Die beiden U-17 Worldcupper, Luca Bühler, der auf Gran Canaria lebt und der Spanier Toni Pijoan, die zum Strand gekommen waren, um sich die Show anzuschauen, konnten das nicht länger im Trockenen ertragen. Also riggten auch sie ihre kleinsten Segel auf und stürmten ins Wasser, um bei dieser wilden und einmaligen Abendsession dabei zu sein. Allerdings konnten sie noch nicht ganz mit den atemberaubenden Flügen der anderen beiden mithalten.
Sundown
Die ersten fünfzehn Minuten etwa spielte die Sonne noch mit, aber dann gewannen die Wolken die Oberhand. Im Westen färbte sich der Himmel rosa, und ein unglaublicher Sonnenuntergang trug zur Dramatik der Action auf dem Wasser bei. Marino beendete seine Session mit einem letzten Monstersprung, der sich vor dem rosa Himmel im Hintergrund in die Umlaufbahn erhob und zu den größten Sprüngen gehörte, die ich je gesehen habe.

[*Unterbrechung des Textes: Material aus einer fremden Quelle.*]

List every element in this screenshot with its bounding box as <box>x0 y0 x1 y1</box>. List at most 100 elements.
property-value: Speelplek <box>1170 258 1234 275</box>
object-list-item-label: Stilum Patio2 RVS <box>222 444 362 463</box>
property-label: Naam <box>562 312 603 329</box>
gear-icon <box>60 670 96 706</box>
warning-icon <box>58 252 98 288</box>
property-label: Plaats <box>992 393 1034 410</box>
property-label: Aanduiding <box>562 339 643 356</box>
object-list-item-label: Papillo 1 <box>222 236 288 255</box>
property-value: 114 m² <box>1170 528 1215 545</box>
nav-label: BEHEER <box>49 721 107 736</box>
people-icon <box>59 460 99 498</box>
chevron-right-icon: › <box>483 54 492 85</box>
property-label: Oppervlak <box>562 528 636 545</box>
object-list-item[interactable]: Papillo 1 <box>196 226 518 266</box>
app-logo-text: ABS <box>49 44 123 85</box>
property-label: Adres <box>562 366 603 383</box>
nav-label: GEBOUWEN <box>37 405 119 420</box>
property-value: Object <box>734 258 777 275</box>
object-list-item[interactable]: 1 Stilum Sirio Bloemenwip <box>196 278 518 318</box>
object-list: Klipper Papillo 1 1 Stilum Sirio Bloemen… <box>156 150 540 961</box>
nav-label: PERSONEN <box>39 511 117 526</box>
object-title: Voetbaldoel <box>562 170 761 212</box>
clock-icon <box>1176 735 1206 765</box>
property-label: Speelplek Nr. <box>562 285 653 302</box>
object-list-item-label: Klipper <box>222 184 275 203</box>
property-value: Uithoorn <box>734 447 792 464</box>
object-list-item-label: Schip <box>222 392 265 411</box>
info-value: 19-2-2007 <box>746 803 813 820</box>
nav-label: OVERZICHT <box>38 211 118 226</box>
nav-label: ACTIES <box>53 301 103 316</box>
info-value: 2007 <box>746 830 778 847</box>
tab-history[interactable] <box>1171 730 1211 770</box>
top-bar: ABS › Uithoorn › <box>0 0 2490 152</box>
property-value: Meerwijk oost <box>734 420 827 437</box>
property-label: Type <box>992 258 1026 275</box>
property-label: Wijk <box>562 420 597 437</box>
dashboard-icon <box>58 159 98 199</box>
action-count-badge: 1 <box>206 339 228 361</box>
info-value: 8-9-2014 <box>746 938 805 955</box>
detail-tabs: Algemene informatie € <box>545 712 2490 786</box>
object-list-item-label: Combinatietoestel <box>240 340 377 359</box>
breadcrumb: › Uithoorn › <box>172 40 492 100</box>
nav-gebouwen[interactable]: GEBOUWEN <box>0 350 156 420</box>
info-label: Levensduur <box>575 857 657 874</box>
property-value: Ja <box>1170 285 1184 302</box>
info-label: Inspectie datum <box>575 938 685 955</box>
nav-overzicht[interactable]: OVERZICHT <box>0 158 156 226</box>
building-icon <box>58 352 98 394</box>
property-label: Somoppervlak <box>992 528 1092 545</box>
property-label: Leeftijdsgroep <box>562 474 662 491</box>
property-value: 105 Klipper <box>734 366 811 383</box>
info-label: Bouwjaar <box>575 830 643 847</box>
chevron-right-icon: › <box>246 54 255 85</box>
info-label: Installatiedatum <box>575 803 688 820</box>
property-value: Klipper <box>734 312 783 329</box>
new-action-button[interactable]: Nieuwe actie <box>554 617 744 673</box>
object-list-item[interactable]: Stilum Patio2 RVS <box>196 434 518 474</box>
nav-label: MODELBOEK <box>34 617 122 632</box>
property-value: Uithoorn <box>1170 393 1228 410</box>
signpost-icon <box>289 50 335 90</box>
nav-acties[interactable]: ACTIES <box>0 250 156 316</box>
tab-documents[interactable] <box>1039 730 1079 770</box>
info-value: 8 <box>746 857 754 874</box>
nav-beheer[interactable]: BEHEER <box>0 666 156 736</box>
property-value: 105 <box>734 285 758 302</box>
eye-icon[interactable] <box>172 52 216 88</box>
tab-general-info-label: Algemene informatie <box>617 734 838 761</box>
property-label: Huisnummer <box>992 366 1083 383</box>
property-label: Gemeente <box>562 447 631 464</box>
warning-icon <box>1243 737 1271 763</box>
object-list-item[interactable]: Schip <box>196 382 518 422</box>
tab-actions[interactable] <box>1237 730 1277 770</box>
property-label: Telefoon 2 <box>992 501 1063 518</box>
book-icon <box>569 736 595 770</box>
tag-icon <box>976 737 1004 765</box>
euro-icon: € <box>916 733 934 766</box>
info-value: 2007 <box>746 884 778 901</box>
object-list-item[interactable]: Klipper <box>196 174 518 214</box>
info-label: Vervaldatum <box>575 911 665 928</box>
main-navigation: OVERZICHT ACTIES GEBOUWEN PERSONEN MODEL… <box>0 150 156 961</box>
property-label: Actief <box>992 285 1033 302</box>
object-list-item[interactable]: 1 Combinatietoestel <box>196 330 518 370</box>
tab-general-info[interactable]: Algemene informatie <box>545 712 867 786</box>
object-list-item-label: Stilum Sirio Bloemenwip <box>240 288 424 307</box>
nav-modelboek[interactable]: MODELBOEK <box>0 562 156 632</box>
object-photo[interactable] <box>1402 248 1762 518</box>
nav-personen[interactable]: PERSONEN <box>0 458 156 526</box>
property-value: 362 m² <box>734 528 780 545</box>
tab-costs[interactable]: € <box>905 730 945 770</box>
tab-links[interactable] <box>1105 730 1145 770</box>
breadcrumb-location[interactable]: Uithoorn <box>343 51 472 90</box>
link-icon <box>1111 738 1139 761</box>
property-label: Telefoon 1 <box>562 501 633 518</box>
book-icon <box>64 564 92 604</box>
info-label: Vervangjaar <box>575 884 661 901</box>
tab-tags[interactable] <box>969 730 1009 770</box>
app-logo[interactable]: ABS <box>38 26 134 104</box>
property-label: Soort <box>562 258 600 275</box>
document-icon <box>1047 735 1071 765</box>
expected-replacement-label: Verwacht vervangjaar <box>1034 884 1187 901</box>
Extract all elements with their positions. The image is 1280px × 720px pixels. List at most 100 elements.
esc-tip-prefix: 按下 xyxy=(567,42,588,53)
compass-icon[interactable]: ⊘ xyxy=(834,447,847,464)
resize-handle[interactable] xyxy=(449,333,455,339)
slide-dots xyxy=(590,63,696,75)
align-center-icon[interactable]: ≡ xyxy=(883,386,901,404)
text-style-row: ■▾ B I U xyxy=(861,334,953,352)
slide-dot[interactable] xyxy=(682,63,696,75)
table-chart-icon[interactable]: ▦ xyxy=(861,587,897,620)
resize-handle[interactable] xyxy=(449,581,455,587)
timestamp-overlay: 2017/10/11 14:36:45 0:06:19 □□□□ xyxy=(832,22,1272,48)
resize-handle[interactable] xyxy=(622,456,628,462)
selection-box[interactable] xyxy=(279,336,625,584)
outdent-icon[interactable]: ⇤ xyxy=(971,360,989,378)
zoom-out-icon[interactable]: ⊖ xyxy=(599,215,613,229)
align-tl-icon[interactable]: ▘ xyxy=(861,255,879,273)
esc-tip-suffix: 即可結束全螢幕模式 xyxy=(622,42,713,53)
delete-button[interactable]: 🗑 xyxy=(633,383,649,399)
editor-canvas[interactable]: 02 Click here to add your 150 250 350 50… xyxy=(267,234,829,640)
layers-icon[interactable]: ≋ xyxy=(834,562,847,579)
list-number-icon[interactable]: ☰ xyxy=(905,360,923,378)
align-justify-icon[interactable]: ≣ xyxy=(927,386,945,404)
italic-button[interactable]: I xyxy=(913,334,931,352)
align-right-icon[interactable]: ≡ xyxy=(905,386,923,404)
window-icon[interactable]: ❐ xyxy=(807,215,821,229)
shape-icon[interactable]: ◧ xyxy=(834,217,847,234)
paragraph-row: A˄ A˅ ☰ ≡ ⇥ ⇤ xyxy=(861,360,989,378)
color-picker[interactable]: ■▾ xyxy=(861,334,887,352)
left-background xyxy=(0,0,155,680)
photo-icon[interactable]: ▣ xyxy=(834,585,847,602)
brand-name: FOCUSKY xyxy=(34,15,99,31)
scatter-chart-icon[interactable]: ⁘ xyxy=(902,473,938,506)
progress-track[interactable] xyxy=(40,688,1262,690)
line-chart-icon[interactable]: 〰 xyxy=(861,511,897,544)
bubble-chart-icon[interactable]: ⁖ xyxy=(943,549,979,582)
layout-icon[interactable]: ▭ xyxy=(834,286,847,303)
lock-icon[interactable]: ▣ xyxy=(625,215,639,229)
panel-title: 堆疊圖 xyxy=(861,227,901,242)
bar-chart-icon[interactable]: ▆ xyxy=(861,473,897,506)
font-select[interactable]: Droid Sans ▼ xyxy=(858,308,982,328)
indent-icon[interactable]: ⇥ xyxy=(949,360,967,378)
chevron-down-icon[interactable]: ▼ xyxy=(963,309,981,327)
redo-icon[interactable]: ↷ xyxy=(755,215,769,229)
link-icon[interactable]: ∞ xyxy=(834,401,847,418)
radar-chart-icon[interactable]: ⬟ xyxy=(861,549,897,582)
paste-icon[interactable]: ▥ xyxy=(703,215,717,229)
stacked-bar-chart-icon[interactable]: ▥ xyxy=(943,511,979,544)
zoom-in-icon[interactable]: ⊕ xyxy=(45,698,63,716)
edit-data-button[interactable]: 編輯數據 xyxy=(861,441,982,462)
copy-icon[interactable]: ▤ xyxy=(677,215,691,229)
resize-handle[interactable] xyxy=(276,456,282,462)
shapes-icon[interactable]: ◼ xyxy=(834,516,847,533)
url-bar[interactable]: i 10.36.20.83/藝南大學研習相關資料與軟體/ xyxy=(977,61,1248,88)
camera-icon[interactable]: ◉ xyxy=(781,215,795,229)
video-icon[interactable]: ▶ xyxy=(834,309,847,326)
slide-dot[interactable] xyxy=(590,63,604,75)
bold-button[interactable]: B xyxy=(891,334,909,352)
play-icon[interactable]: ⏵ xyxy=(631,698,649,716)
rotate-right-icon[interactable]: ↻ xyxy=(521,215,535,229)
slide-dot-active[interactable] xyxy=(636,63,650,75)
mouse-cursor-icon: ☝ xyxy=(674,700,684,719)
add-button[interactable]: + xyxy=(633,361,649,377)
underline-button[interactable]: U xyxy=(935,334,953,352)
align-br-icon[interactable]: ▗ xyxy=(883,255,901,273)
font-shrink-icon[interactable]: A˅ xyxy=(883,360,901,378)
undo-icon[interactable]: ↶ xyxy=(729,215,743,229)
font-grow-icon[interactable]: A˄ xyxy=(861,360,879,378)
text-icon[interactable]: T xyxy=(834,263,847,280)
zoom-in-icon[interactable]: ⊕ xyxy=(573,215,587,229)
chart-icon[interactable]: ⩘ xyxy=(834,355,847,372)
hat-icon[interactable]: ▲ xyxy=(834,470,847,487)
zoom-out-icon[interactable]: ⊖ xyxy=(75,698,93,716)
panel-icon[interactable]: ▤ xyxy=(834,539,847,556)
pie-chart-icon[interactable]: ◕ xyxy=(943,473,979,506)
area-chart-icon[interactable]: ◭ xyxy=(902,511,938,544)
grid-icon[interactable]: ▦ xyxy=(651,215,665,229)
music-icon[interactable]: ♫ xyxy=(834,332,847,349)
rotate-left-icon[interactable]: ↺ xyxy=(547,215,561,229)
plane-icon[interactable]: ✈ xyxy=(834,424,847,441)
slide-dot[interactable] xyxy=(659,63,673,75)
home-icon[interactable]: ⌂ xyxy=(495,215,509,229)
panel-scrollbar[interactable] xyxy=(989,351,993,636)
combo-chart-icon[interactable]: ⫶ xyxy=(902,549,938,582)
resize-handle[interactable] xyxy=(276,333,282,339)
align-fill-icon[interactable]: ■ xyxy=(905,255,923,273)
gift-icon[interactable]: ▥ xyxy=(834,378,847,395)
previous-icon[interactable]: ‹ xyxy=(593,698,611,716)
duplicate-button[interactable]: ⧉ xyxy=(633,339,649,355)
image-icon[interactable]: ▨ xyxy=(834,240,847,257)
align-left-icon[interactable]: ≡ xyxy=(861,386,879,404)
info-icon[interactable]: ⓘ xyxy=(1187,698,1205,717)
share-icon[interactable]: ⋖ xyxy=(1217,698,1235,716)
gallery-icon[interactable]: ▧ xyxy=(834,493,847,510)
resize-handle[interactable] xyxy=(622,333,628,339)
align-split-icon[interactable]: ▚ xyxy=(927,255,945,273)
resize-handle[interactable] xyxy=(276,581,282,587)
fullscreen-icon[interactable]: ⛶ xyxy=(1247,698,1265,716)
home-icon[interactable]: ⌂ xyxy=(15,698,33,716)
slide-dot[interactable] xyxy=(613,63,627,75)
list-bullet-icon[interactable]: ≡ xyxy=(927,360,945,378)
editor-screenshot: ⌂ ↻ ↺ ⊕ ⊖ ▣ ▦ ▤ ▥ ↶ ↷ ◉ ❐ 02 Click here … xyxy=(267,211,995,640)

Als Liam und Marino nach einer intensiven Stunde auf dem Wasser endlich zum Strand zurückkehrten, waren sie beide sichtlich aufgeregt und voller Adrenalin von dieser wilden Session. Ich war selbst noch ziemlich aufgewühlt, nachdem ich angespannt so oft den Auslöser gedrückt hatte, um die imposante Action einzufangen. Doch dann wurde mir klar, dass ich wieder nach Hause musste, um an den anderen Aufnahmen des Tages zu arbeiten! Aber wenigstens hatte ich dieses Mal nichts verpasst und war froh, dass ich Zeuge dieser epischen Show auf dem Wasser war.
Liam Dunkerbeck
„Das war vermutlich eine der wildesten Sessions meines Lebens. Es gab wahrscheinlich Böen von 50 Knoten mit masthohen Rampen. Ich glaube, ich habe die größten Sprünge meines Lebens gemacht. Meine Uhr zeigte an, dass ich über zehn Meter hoch gesprungen bin, und einige Sprünge waren über zwölf! Das war wohl die beste Sprung-Session, die ich je hatte. Mein kleinstes Segel, das ich hier in Dänemark hatte, war ein 3,3-Quadratmeter-Segel, was in Ordnung war. Marino ist einer meiner besten Kumpels, wir surfen immer zusammen. Da draußen zu sein und diese abgefahrene Session zu teilen, war einfach ein Traum. Wir haben uns auf dem Wasser gegenseitig angeschrien, es war einfach so verrückt.“
Marino ist einer meiner besten Kumpels. Mit ihm diese abgefahrene Session zu teilen, war ein Traum.« - Liam Dunkerbeck
Marino Gil
„Es war unglaublich da draußen! Ich war mit dem 3,7er total überpowert. Wir hatten einige perfekte, masthohe Rampen und es war einfach episch. Ich glaube, das war eine der besten Sessions, die ich je gemacht habe! Es waren wohl einige der größten Sprünge dabei, die ich in meinem Leben gemacht habe. Es hat super viel Spaß gemacht, ich hatte keine Angst. Hätte ich einen 3,4er Segel gehabt, hätte ich alles vielleicht etwas besser unter Kontrolle gehabt. Aber es ging bei dem perfekten Sideshore Wind, und es war genug Platz zwischen den Wellen, um die Rampen mit voller Geschwindigkeit zu treffen und sich abzuschießen. Es war großartig, diese Session mit Liam zu teilen. Wir sind beste Freunde und lieben es, uns gegenseitig zu pushen."